Tactique grondement et au-delà : un jeu vénéneux

La méfiance peut être une arme puissante, Mark Rutte en sait quelque chose. Après des années difficiles d’opposition, il a servi à l’automne 2009 un vote de défiance contre le cabinet Balkenende IV. Ses sondages s’envolent, neuf mois plus tard, le VVD est pour la première fois le plus important : Rutte devient premier ministre.

La semaine dernière, le même Rutte s’en est pris à la méfiance de l’opposition. Mais tout comme lui-même s’était plaint en 2009 de la faible réponse à la crise du crédit, après l’affaire des Allocations et la crise d’Omtzigt (« fonctionner ailleurs »), la Chambre critiquait sa mémoire défaillante et les informations fournies par son cabinet. Les SMS auto-supprimés illustraient à quel point il sous-estimait le dégoût de l’opposition pour cela.

Il s’inscrit dans un ensemble plus vaste. Même lorsque Rutte a faibli après le 1er avril de l’année dernière, il n’est pas devenu plus humble. Il a conservé sa candidature au poste de Premier ministre et a exigé une coalition avec l’UC. Il a par exemple bloqué un cabinet majoritaire au sénat (VVD, D66, CDA, PvdA, GroenLinks), pour lequel il a dû faire d’importantes concessions à D66 en termes de contenu. Un gâchis tactique qui explique la base chancelante de Rutte IV au Sénat : l’opposition conservatrice juge la politique trop progressiste, l’opposition de gauche se sent dépassée.

Pourtant, il est également vrai que la méfiance de l’opposition se transforme régulièrement en destruction. En tant que fondement du contrôle parlementaire, la méfiance n’est pas une mauvaise attitude. Mais cela demande de la relativité : les inspecteurs doivent aussi être capables de se méfier d’eux-mêmes. Et il y a un an, vous avez vu que les politiciens de l’opposition ont commencé à imiter des gens comme Pieter Omtzigt, Renske Leijten et – surtout – Geert Wilders. Puis Farid Azarkan (Denk), un politicien habile, a parlé de « jeux criminels » au sein du Conseil des ministres ou de « tendances dictatoriales » chez les membres du gouvernement, et il n’y avait plus personne à La Haye pour dire : n’exagérez-vous pas, Farid ?
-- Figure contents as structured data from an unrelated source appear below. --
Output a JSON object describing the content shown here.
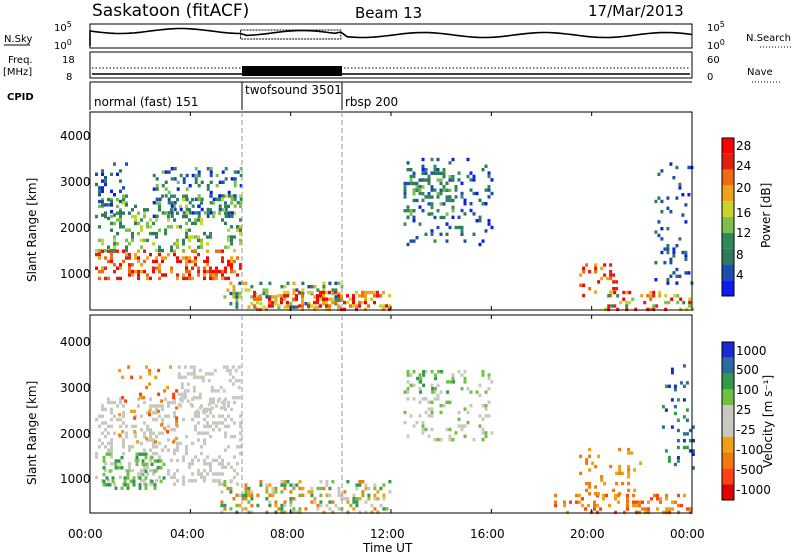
{
  "header": {
    "station": "Saskatoon (fitACF)",
    "beam": "Beam 13",
    "date": "17/Mar/2013"
  },
  "strips": {
    "nsky_label": "N.Sky",
    "nsky_ticks": [
      "10^5",
      "10^0"
    ],
    "nsearch_label": "N.Search",
    "nsearch_ticks": [
      "10^5",
      "10^0"
    ],
    "freq_label": "Freq.",
    "freq_unit": "[MHz]",
    "freq_ticks": [
      "18",
      "8"
    ],
    "nave_label": "Nave",
    "nave_ticks": [
      "60",
      "0"
    ],
    "cpid_label": "CPID",
    "cpid_segments": [
      {
        "name": "normal (fast) 151",
        "start_h": 0,
        "end_h": 6
      },
      {
        "name": "twofsound 3501",
        "start_h": 6,
        "end_h": 10
      },
      {
        "name": "rbsp 200",
        "start_h": 10,
        "end_h": 24
      }
    ]
  },
  "chart_data": [
    {
      "type": "heatmap",
      "name": "power",
      "ylabel": "Slant Range [km]",
      "ylim": [
        180,
        4500
      ],
      "yticks": [
        "4000",
        "3000",
        "2000",
        "1000"
      ],
      "xlim_hours": [
        0,
        24
      ],
      "colorbar_label": "Power [dB]",
      "colorbar_ticks": [
        "28",
        "24",
        "20",
        "16",
        "12",
        "8",
        "4"
      ],
      "colors": [
        "#0a1cf0",
        "#1b4fa8",
        "#2f7a5c",
        "#2e8b57",
        "#79c14a",
        "#c8d42a",
        "#f2a11a",
        "#ef6a10",
        "#e02010",
        "#ff0000"
      ]
    },
    {
      "type": "heatmap",
      "name": "velocity",
      "ylabel": "Slant Range [km]",
      "ylim": [
        180,
        4500
      ],
      "yticks": [
        "4000",
        "3000",
        "2000",
        "1000"
      ],
      "xlim_hours": [
        0,
        24
      ],
      "colorbar_label": "Velocity [m s⁻¹]",
      "colorbar_ticks": [
        "1000",
        "500",
        "100",
        "25",
        "-25",
        "-100",
        "-500",
        "-1000"
      ],
      "colors": [
        "#e00000",
        "#ff4010",
        "#f07a10",
        "#f0a010",
        "#c8c8c0",
        "#c8c8c0",
        "#70c040",
        "#2f9a4a",
        "#2a6aa0",
        "#1a2ad0"
      ]
    }
  ],
  "xaxis": {
    "tick_labels": [
      "00:00",
      "04:00",
      "08:00",
      "12:00",
      "16:00",
      "20:00",
      "00:00"
    ],
    "label": "Time UT"
  }
}
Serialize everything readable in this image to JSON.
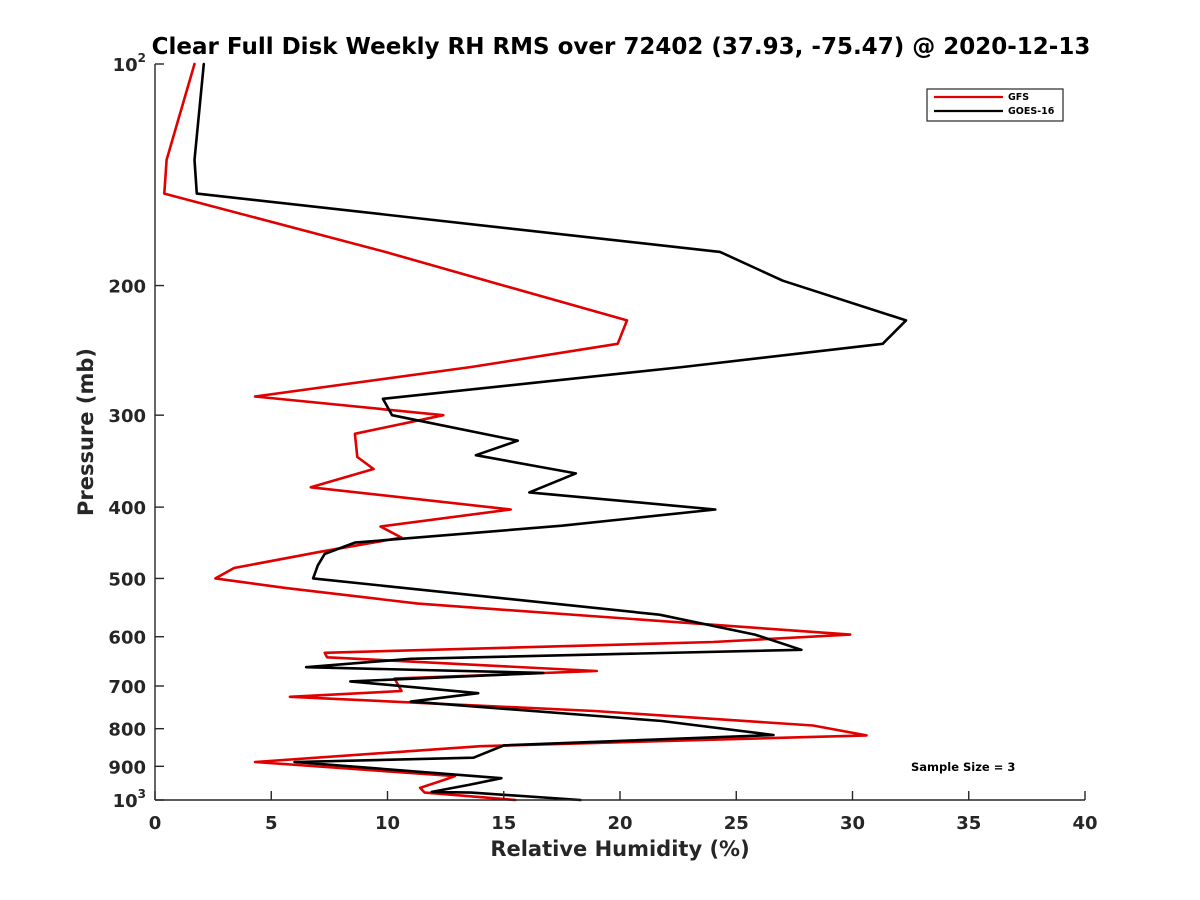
{
  "chart_data": {
    "type": "line",
    "title": "Clear Full Disk Weekly RH RMS over 72402 (37.93, -75.47) @ 2020-12-13",
    "xlabel": "Relative Humidity (%)",
    "ylabel": "Pressure (mb)",
    "xlim": [
      0,
      40
    ],
    "ylim": [
      100,
      1000
    ],
    "yscale": "log",
    "y_reversed": true,
    "grid": false,
    "legend_position": "top-right",
    "x_ticks": [
      0,
      5,
      10,
      15,
      20,
      25,
      30,
      35,
      40
    ],
    "x_tick_labels": [
      "0",
      "5",
      "10",
      "15",
      "20",
      "25",
      "30",
      "35",
      "40"
    ],
    "y_ticks": [
      100,
      200,
      300,
      400,
      500,
      600,
      700,
      800,
      900,
      1000
    ],
    "y_tick_labels": [
      {
        "base": "10",
        "exp": "2"
      },
      {
        "text": "200"
      },
      {
        "text": "300"
      },
      {
        "text": "400"
      },
      {
        "text": "500"
      },
      {
        "text": "600"
      },
      {
        "text": "700"
      },
      {
        "text": "800"
      },
      {
        "text": "900"
      },
      {
        "base": "10",
        "exp": "3"
      }
    ],
    "annotation": "Sample Size = 3",
    "series": [
      {
        "name": "GFS",
        "color": "#e00000",
        "points": [
          [
            1.7,
            100
          ],
          [
            1.0,
            119
          ],
          [
            0.5,
            135
          ],
          [
            0.4,
            150
          ],
          [
            9.9,
            180
          ],
          [
            15.0,
            200
          ],
          [
            20.3,
            223
          ],
          [
            19.9,
            240
          ],
          [
            13.6,
            258
          ],
          [
            4.3,
            283
          ],
          [
            12.4,
            300
          ],
          [
            8.6,
            318
          ],
          [
            8.7,
            342
          ],
          [
            9.4,
            355
          ],
          [
            6.7,
            376
          ],
          [
            15.3,
            403
          ],
          [
            9.7,
            425
          ],
          [
            10.6,
            440
          ],
          [
            7.1,
            460
          ],
          [
            3.4,
            484
          ],
          [
            2.6,
            500
          ],
          [
            5.6,
            515
          ],
          [
            11.3,
            541
          ],
          [
            29.9,
            596
          ],
          [
            24.0,
            610
          ],
          [
            7.3,
            631
          ],
          [
            7.4,
            640
          ],
          [
            19.0,
            668
          ],
          [
            10.3,
            684
          ],
          [
            10.6,
            711
          ],
          [
            5.8,
            724
          ],
          [
            18.9,
            757
          ],
          [
            28.3,
            792
          ],
          [
            30.6,
            817
          ],
          [
            14.0,
            845
          ],
          [
            4.3,
            888
          ],
          [
            12.9,
            928
          ],
          [
            12.4,
            940
          ],
          [
            11.4,
            963
          ],
          [
            11.6,
            977
          ],
          [
            15.5,
            1000
          ]
        ]
      },
      {
        "name": "GOES-16",
        "color": "#000000",
        "points": [
          [
            2.1,
            100
          ],
          [
            1.7,
            135
          ],
          [
            1.8,
            150
          ],
          [
            24.3,
            180
          ],
          [
            27.0,
            197
          ],
          [
            32.3,
            223
          ],
          [
            31.3,
            240
          ],
          [
            22.7,
            258
          ],
          [
            9.8,
            285
          ],
          [
            10.2,
            300
          ],
          [
            15.6,
            325
          ],
          [
            13.8,
            340
          ],
          [
            18.1,
            360
          ],
          [
            16.1,
            382
          ],
          [
            24.1,
            403
          ],
          [
            17.5,
            424
          ],
          [
            8.6,
            447
          ],
          [
            7.3,
            463
          ],
          [
            7.0,
            480
          ],
          [
            6.8,
            500
          ],
          [
            21.7,
            560
          ],
          [
            25.8,
            596
          ],
          [
            27.8,
            625
          ],
          [
            11.0,
            643
          ],
          [
            6.5,
            660
          ],
          [
            16.7,
            672
          ],
          [
            8.4,
            690
          ],
          [
            13.9,
            716
          ],
          [
            11.0,
            735
          ],
          [
            21.8,
            781
          ],
          [
            26.6,
            816
          ],
          [
            15.0,
            843
          ],
          [
            13.7,
            876
          ],
          [
            6.0,
            888
          ],
          [
            14.9,
            934
          ],
          [
            13.5,
            954
          ],
          [
            11.9,
            975
          ],
          [
            13.6,
            977
          ],
          [
            18.3,
            1000
          ]
        ]
      }
    ]
  }
}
Bref, le danger d’une méfiance croissante est réel. C’est précisément l’affaire des Allocations qui a montré le résultat : un gouvernement qui se méfie des gens crée des gens qui se méfient du gouvernement. Ainsi, les députés qui se méfient constamment du cabinet peuvent savoir ce qu’ils réclament : qu’eux-mêmes finiront par se méfier.

Par exemple, le Premier ministre et l’opposition se sont livrés à un jeu toxique dans lequel la transition de la destruction à l’autodestruction est dangereusement faible.

Et il est surprenant qu’un Premier ministre qui siège depuis si longtemps, et qui aime entrer dans l’histoire en tant qu’homme d’État, ne freine pas. Son travail consiste à entretenir de bonnes relations avec l’opposition. S’ils souffrent trop longtemps de méfiance, c’est d’abord son problème : raison de réfléchir sur son propre rôle, pas de s’en prendre aux autres.